Sputnik'in aktardığına göre Hilal Kaplan'ın ifadeleri şöyle:

"Çarpıtmak artık bazılarının kariyeri olmuş. Biz orada hiç soru sormasak, 'uçaktaki gazeteciler gidiyorlar, hiç soru sormadan dönüyorlar', Trump'ı memnun eden bir şey sorsak 'Trump'a yakın görünmek için' diyecekler. Trump'ı sıkıştıran bir soru sorduk onda da yine çarpıtacak bir şey buldular. Çok üzerinde durmak istemiyorum o yüzden. Söylenen de sadece basit bir espriydi aslında. Esas mevzu burada ABD'nin kalbinde Beyaz Saray'da başkana 'Bu katili Beyaz Saraya Davet etmeyi düşünüyor musunuz? Çünkü bu çok gücendirici olacaktır' diye ifade etmekti yüzüne benim amacım. Toplantıda maalesef YPG ile ilgili başka bir soru sorulmadı."

"Trump, net bir cevap veremedi, bu önemli bir gelişme"

"Trump, net bir cevap veremedi. Bu da önemli bir kazanım olarak görüyorum. Obama döneminde Ferhat Abdi Şahin'e plaketler verildi. Zaten ABD'nin askeri kanadı muhatap alıyor. Dışişleri bakanlığı da vize verilmesi noktasında olumlu görüş bildirebiliyor. Biz Merasim Sokağı, Vodafone Park'ı, Güngören'i unutmayacağız. Terör saldırılarını unutmayacağız. Her seferinde bunu onlara hatırlatmak, bizim şehitlerimizin kanı üzerinden böyle bir şey yapamazsınız' demek. Erdoğan ile ilişkisine zarar vermekten kaçındığı için kaçamak bir cevap verdi Trump."

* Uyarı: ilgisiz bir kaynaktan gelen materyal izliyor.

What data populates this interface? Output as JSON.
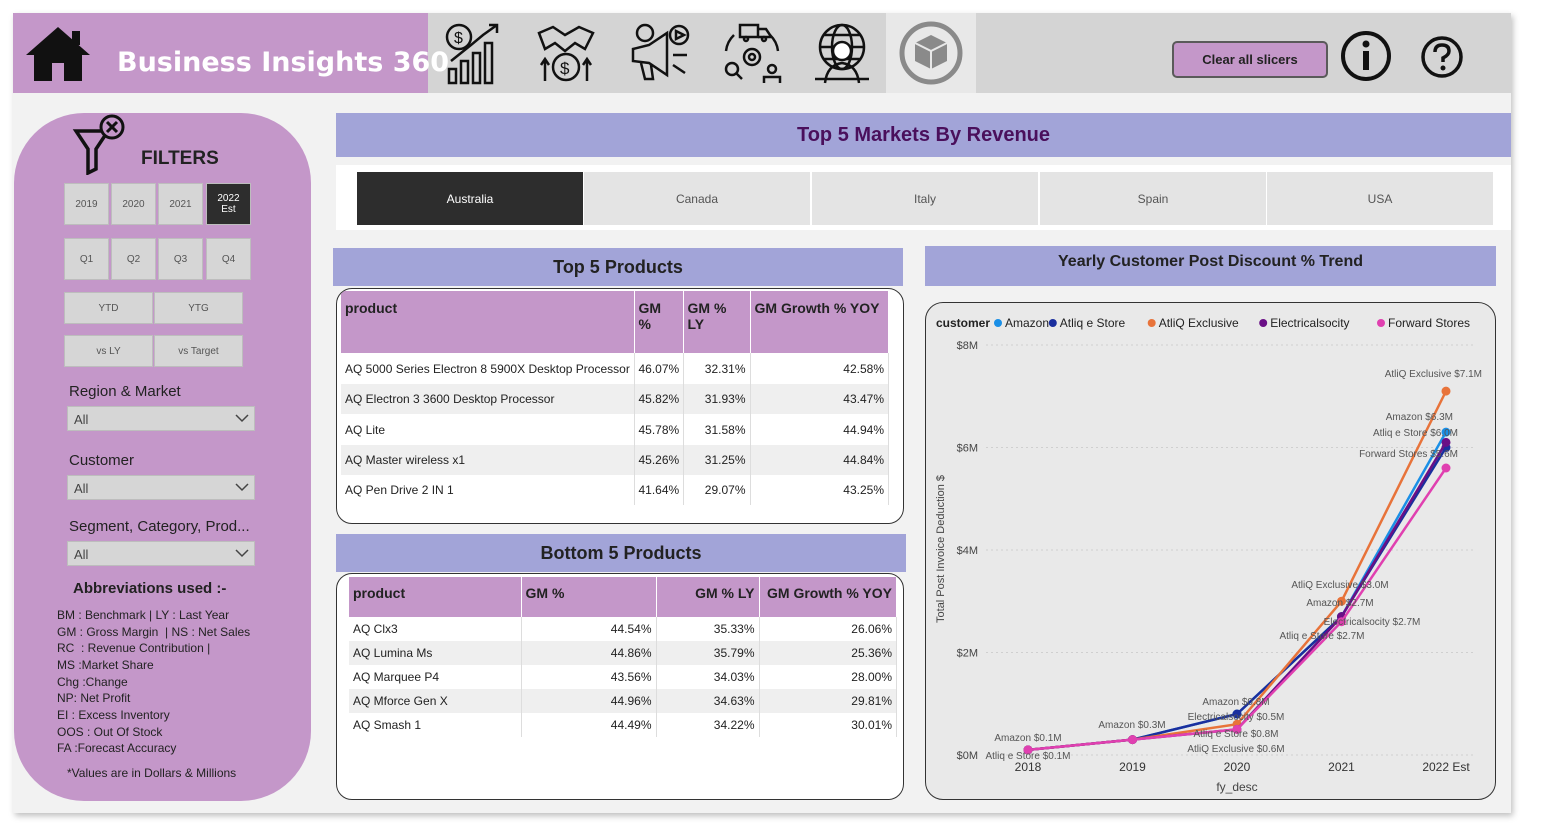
{
  "header": {
    "title": "Business Insights 360",
    "clear_button": "Clear all slicers"
  },
  "filters": {
    "title": "FILTERS",
    "years": [
      "2019",
      "2020",
      "2021",
      "2022\nEst"
    ],
    "selected_year": "2022 Est",
    "quarters": [
      "Q1",
      "Q2",
      "Q3",
      "Q4"
    ],
    "period": [
      "YTD",
      "YTG"
    ],
    "compare": [
      "vs LY",
      "vs Target"
    ],
    "region_label": "Region & Market",
    "region_value": "All",
    "customer_label": "Customer",
    "customer_value": "All",
    "segment_label": "Segment, Category, Prod...",
    "segment_value": "All",
    "abbr_title": "Abbreviations  used :-",
    "abbreviations": [
      "BM : Benchmark | LY : Last Year",
      "GM : Gross Margin  | NS : Net Sales",
      "RC  : Revenue Contribution |",
      "MS :Market Share",
      "Chg :Change",
      "NP: Net Profit",
      "EI : Excess Inventory",
      "OOS : Out Of Stock",
      "FA :Forecast Accuracy"
    ],
    "note": "*Values are in Dollars & Millions"
  },
  "markets": {
    "title": "Top  5  Markets   By Revenue",
    "items": [
      "Australia",
      "Canada",
      "Italy",
      "Spain",
      "USA"
    ],
    "selected": "Australia"
  },
  "top_products": {
    "title": "Top  5  Products",
    "headers": [
      "product",
      "GM\n%",
      "GM % LY",
      "GM Growth % YOY"
    ],
    "rows": [
      [
        "AQ 5000 Series Electron 8 5900X Desktop Processor",
        "46.07%",
        "32.31%",
        "42.58%"
      ],
      [
        "AQ Electron 3 3600 Desktop Processor",
        "45.82%",
        "31.93%",
        "43.47%"
      ],
      [
        "AQ Lite",
        "45.78%",
        "31.58%",
        "44.94%"
      ],
      [
        "AQ Master wireless x1",
        "45.26%",
        "31.25%",
        "44.84%"
      ],
      [
        "AQ Pen Drive 2 IN 1",
        "41.64%",
        "29.07%",
        "43.25%"
      ]
    ]
  },
  "bottom_products": {
    "title": "Bottom  5  Products",
    "headers": [
      "product",
      "GM %",
      "GM % LY",
      "GM Growth % YOY"
    ],
    "rows": [
      [
        "AQ Clx3",
        "44.54%",
        "35.33%",
        "26.06%"
      ],
      [
        "AQ Lumina Ms",
        "44.86%",
        "35.79%",
        "25.36%"
      ],
      [
        "AQ Marquee P4",
        "43.56%",
        "34.03%",
        "28.00%"
      ],
      [
        "AQ Mforce Gen X",
        "44.96%",
        "34.63%",
        "29.81%"
      ],
      [
        "AQ Smash 1",
        "44.49%",
        "34.22%",
        "30.01%"
      ]
    ]
  },
  "trend": {
    "title": "Yearly  Customer Post Discount % Trend"
  },
  "chart_data": {
    "type": "line",
    "title": "",
    "xlabel": "fy_desc",
    "ylabel": "Total Post Invoice Deduction $",
    "legend_title": "customer",
    "legend_position": "top-left",
    "categories": [
      "2018",
      "2019",
      "2020",
      "2021",
      "2022 Est"
    ],
    "yticks": [
      "$0M",
      "$2M",
      "$4M",
      "$6M",
      "$8M"
    ],
    "ylim": [
      0,
      8
    ],
    "series": [
      {
        "name": "Amazon",
        "color": "#1a8fe6",
        "values": [
          0.1,
          0.3,
          0.8,
          2.7,
          6.3
        ]
      },
      {
        "name": "Atliq e Store",
        "color": "#1a2f9e",
        "values": [
          0.1,
          0.3,
          0.8,
          2.7,
          6.0
        ]
      },
      {
        "name": "AtliQ Exclusive",
        "color": "#e8733a",
        "values": [
          0.1,
          0.3,
          0.6,
          3.0,
          7.1
        ]
      },
      {
        "name": "Electricalsocity",
        "color": "#6a0f86",
        "values": [
          0.1,
          0.3,
          0.5,
          2.7,
          6.1
        ]
      },
      {
        "name": "Forward Stores",
        "color": "#e040b0",
        "values": [
          0.1,
          0.3,
          0.5,
          2.6,
          5.6
        ]
      }
    ],
    "data_labels": [
      "Amazon $0.1M",
      "Atliq e Store $0.1M",
      "Amazon $0.3M",
      "Amazon $0.8M",
      "Electricalsocity $0.5M",
      "Atliq e Store $0.8M",
      "AtliQ Exclusive $0.6M",
      "AtliQ Exclusive $3.0M",
      "Amazon $2.7M",
      "Electricalsocity $2.7M",
      "Atliq e Store $2.7M",
      "AtliQ Exclusive $7.1M",
      "Amazon $6.3M",
      "Atliq e Store $6.0M",
      "Forward Stores $5.6M"
    ]
  }
}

Kaplan, İngilizce olarak Trump’a şu soruyu yöneltmişti:

"Obama’nın kusurlu dış politikalarını devraldınız. Bu kusurlardan birisi ABD’yi terörist gruplarla ortaklık ettirmekti. PKK ve Suriye’de YPG. Siz bunun ABD-Türkiye ilişkilerine verdiği hasarı düzeltmeye çalışıyorsunuz. Ancak siz aynı zamanda YPG’nin sözde liderini Beyaz Saray’a davet ettiniz. İsmi Mazlum Kobani. Ve bu kişi Türkiye’de en az 18 terörist saldırıdan sorumlu, bu saldırılar da 184 askerin ve 48 sivilin ölümüne sebep oldu. Bugünkü toplantıdan sonra hala onu Beyaz Saray’a çağırmayı düşünüyor musunuz? Ki böyle bir şey Türkiye toplumu için son derece gücendirici ve kırıcı olur."